House - 17th/18th century, Dublin South City, Co. Dublin
Co. Dublin |
House
Most people walking along Thomas Street in Dublin's Liberties are focused on the footpath ahead, not the roofline above.
That is a pity, because No. 70 quietly preserves the ghost of an architectural type that once defined the city's skyline and has since almost entirely vanished from it. The steep roof with its ridge running perpendicular to the street, the large central chimney stack, and the traces of corner chimneys all point toward what historians of Irish vernacular architecture call a 'Dutch Billy', a tall, gabled urban house form that became fashionable in Dublin during the late seventeenth and early eighteenth centuries, associated with the influx of Dutch and Flemish craftsmen and merchants who followed William III's court connections to Ireland.

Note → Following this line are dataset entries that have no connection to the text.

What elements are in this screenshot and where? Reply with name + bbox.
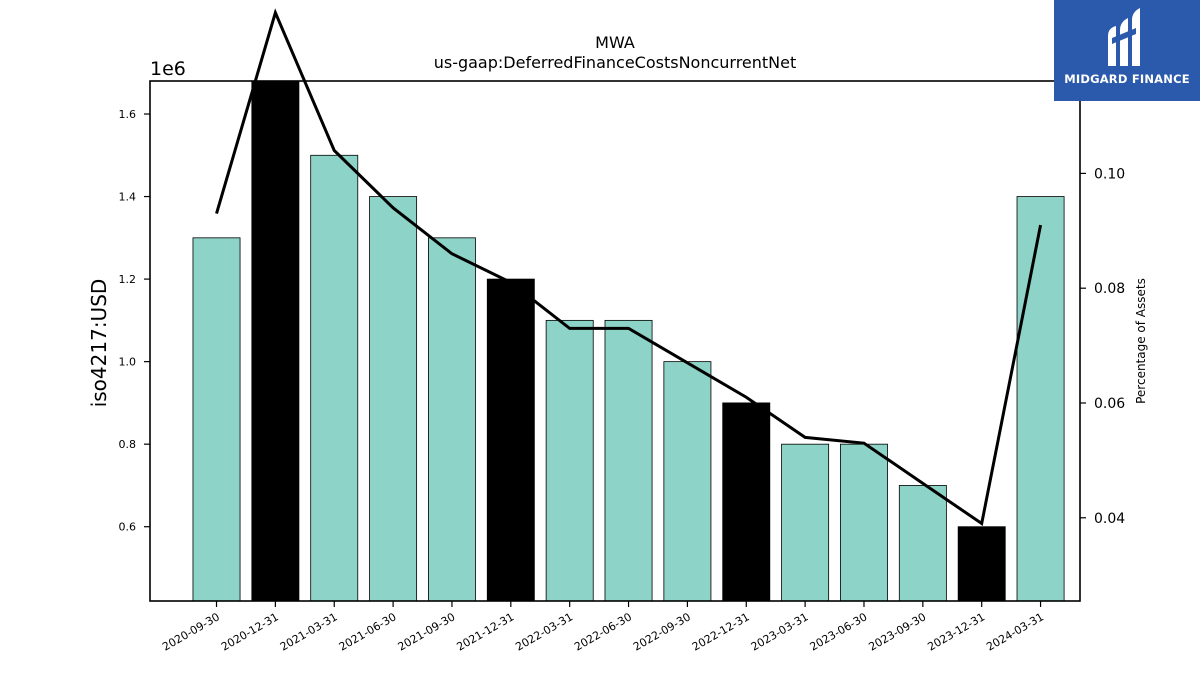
x-tick-label: 2024-03-31 [984,610,1046,653]
x-tick-label: 2021-09-30 [396,610,458,653]
y2-axis-label: Percentage of Assets [1134,278,1148,404]
bar-2022-06-30 [604,319,653,602]
y-offset-text: 1e6 [150,58,186,80]
bar-2020-12-31 [251,80,300,602]
y-tick-label: 1.4 [119,191,137,204]
x-tick-label: 2023-06-30 [808,610,870,653]
x-tick-label: 2021-06-30 [337,610,399,653]
bar-2023-12-31 [957,526,1006,602]
ratio-line [215,8,1043,527]
x-tick-label: 2021-03-31 [278,610,340,653]
x-tick-label: 2023-03-31 [749,610,811,653]
bar-2022-09-30 [663,361,712,602]
x-tick-label: 2022-12-31 [690,610,752,653]
bar-2023-03-31 [781,443,830,602]
x-tick-label: 2020-09-30 [160,610,222,653]
y-axis-ticks: 0.6 0.8 1.0 1.2 1.4 1.6 [119,108,150,534]
logo-mark-icon [1108,8,1140,66]
y2-tick-label: 0.06 [1094,396,1125,412]
y-tick-label: 1.0 [119,356,137,369]
ratio-line-layer [215,8,1043,527]
chart-subtitle: us-gaap:DeferredFinanceCostsNoncurrentNe… [434,53,797,72]
logo-text: MIDGARD FINANCE [1064,72,1190,86]
bar-2021-03-31 [310,154,359,602]
x-tick-label: 2023-12-31 [925,610,987,653]
x-tick-label: 2022-03-31 [513,610,575,653]
bar-2021-06-30 [369,196,418,602]
bar-2023-09-30 [898,485,947,602]
bar-2022-12-31 [722,402,771,602]
bar-2023-06-30 [840,443,888,602]
chart-title: MWA [595,33,635,52]
y-tick-label: 0.8 [119,438,137,451]
x-axis-ticks: 2020-09-302020-12-312021-03-312021-06-30… [160,601,1046,654]
x-tick-label: 2020-12-31 [219,610,281,653]
y2-tick-label: 0.10 [1094,166,1125,182]
bar-2020-09-30 [192,237,241,602]
x-tick-label: 2022-09-30 [631,610,693,653]
bar-2024-03-31 [1016,196,1065,602]
y2-tick-label: 0.08 [1094,281,1125,297]
y2-tick-label: 0.04 [1094,511,1125,527]
x-tick-label: 2023-09-30 [866,610,928,653]
bar-2021-09-30 [428,237,476,602]
x-tick-label: 2022-06-30 [572,610,634,653]
bar-2022-03-31 [545,319,594,602]
y-axis-label: iso4217:USD [87,279,111,408]
y2-axis-ticks: 0.04 0.06 0.08 0.10 [1080,166,1125,527]
plot-frame [149,80,1081,602]
x-tick-label: 2021-12-31 [454,610,516,653]
bars-layer [192,80,1065,602]
y-tick-label: 1.6 [119,108,137,121]
y-tick-label: 0.6 [119,521,137,534]
bar-2021-12-31 [486,278,535,602]
y-tick-label: 1.2 [119,273,137,286]
brand-logo: MIDGARD FINANCE [1054,0,1200,101]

The building as it stands today is a mid-terrace, two-bay, four-storey brick house, roughly seven metres wide and eleven metres to the parapet, with a modern timber shopfront and a carriage arch surviving at ground level. The estimated date given for the structure is the mid-eighteenth century, but that dating sits in tension with the physical fabric. The reconstructed third floor and the roof geometry suggest something older beneath the surface, a building that was updated, altered, and brought forward in time while retaining the skeleton of an earlier form. The 'Dutch Billy' type was gradually superseded in Dublin by the flatter, more classically influenced Georgian terrace, and most examples were demolished or so thoroughly remodelled that the original profile disappeared entirely. No. 70 is unusual precisely because enough structural evidence survived the various rounds of alteration to make the earlier typology legible.

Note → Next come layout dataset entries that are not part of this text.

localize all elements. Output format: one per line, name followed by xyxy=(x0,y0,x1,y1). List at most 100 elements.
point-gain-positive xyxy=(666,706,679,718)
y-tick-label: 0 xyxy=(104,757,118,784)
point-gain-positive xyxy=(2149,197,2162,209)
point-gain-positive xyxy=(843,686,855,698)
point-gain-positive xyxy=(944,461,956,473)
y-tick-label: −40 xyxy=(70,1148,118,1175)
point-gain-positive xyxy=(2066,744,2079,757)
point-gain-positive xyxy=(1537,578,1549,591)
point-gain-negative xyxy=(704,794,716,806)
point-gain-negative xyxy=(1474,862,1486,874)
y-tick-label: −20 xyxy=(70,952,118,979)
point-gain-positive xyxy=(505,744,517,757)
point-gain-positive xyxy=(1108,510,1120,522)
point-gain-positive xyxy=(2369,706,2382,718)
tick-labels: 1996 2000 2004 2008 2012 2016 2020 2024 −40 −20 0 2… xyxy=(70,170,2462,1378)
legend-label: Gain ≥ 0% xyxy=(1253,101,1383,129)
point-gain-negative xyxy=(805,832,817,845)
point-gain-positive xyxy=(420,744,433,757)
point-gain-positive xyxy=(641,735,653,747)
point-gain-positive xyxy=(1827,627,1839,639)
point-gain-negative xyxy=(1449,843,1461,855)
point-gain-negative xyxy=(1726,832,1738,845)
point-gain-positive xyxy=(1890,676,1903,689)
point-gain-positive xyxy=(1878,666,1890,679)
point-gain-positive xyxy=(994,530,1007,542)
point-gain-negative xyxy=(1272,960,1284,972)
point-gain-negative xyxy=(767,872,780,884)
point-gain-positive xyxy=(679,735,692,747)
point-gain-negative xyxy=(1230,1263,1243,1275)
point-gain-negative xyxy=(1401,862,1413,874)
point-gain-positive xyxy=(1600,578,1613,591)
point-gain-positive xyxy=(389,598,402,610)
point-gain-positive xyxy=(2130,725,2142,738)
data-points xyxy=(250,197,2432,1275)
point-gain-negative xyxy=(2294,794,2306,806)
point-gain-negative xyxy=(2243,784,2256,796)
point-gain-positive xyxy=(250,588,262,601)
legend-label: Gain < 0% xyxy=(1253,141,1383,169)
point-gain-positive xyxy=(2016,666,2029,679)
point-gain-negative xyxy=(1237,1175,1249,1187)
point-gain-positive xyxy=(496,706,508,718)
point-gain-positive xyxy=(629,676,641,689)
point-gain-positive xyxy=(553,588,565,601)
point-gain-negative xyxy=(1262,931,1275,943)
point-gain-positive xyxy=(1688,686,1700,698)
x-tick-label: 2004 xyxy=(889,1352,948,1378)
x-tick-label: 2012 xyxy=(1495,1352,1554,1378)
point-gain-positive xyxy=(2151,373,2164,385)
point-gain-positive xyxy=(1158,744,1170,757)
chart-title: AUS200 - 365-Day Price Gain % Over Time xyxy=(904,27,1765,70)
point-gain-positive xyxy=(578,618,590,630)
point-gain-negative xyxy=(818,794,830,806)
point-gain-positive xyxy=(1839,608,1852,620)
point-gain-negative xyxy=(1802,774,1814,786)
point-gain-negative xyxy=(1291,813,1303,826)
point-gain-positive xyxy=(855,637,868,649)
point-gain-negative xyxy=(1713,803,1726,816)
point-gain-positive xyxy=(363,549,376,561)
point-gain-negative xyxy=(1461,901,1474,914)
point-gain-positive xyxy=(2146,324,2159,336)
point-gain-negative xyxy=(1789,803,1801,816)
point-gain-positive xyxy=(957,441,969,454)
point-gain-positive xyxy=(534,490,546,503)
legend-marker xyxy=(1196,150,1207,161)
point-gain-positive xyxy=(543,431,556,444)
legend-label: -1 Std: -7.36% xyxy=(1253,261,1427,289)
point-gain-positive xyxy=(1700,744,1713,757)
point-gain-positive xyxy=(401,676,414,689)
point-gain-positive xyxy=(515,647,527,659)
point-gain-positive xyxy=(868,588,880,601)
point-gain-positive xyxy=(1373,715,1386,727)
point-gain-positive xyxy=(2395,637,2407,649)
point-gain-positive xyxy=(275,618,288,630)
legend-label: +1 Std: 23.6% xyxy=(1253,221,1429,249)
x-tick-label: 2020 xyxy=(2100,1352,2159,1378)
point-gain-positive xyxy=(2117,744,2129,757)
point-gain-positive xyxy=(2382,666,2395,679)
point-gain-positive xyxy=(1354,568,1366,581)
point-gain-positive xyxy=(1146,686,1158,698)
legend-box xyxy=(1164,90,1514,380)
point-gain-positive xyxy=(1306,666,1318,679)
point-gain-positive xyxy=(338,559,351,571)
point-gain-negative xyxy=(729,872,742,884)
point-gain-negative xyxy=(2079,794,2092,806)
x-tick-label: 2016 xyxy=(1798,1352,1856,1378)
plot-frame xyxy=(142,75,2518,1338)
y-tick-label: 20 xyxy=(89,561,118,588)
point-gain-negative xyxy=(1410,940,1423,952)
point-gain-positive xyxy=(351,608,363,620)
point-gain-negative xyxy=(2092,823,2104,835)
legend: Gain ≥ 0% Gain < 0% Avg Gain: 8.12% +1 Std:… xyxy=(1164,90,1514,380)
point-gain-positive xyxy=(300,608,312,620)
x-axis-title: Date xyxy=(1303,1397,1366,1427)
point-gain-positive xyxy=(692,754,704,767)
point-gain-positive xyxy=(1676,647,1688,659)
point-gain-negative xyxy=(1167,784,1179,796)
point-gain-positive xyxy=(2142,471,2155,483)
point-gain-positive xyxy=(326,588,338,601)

Thomas Street is a busy commercial thoroughfare, and No. 70 sits within an active streetscape rather than any kind of preserved quarter. The carriage arch at ground level is worth noting as you pass; such arches once allowed access to yards and stables behind urban plots, a reminder of the working, mercantile character the street has held for centuries. The upper floors and roofline are best observed from a slight distance, stepping back from the pavement if the traffic allows. There is no formal access to the interior, and the building functions as commercial premises at street level, but the exterior alone rewards a careful look upward at what the roofline is still quietly trying to tell you.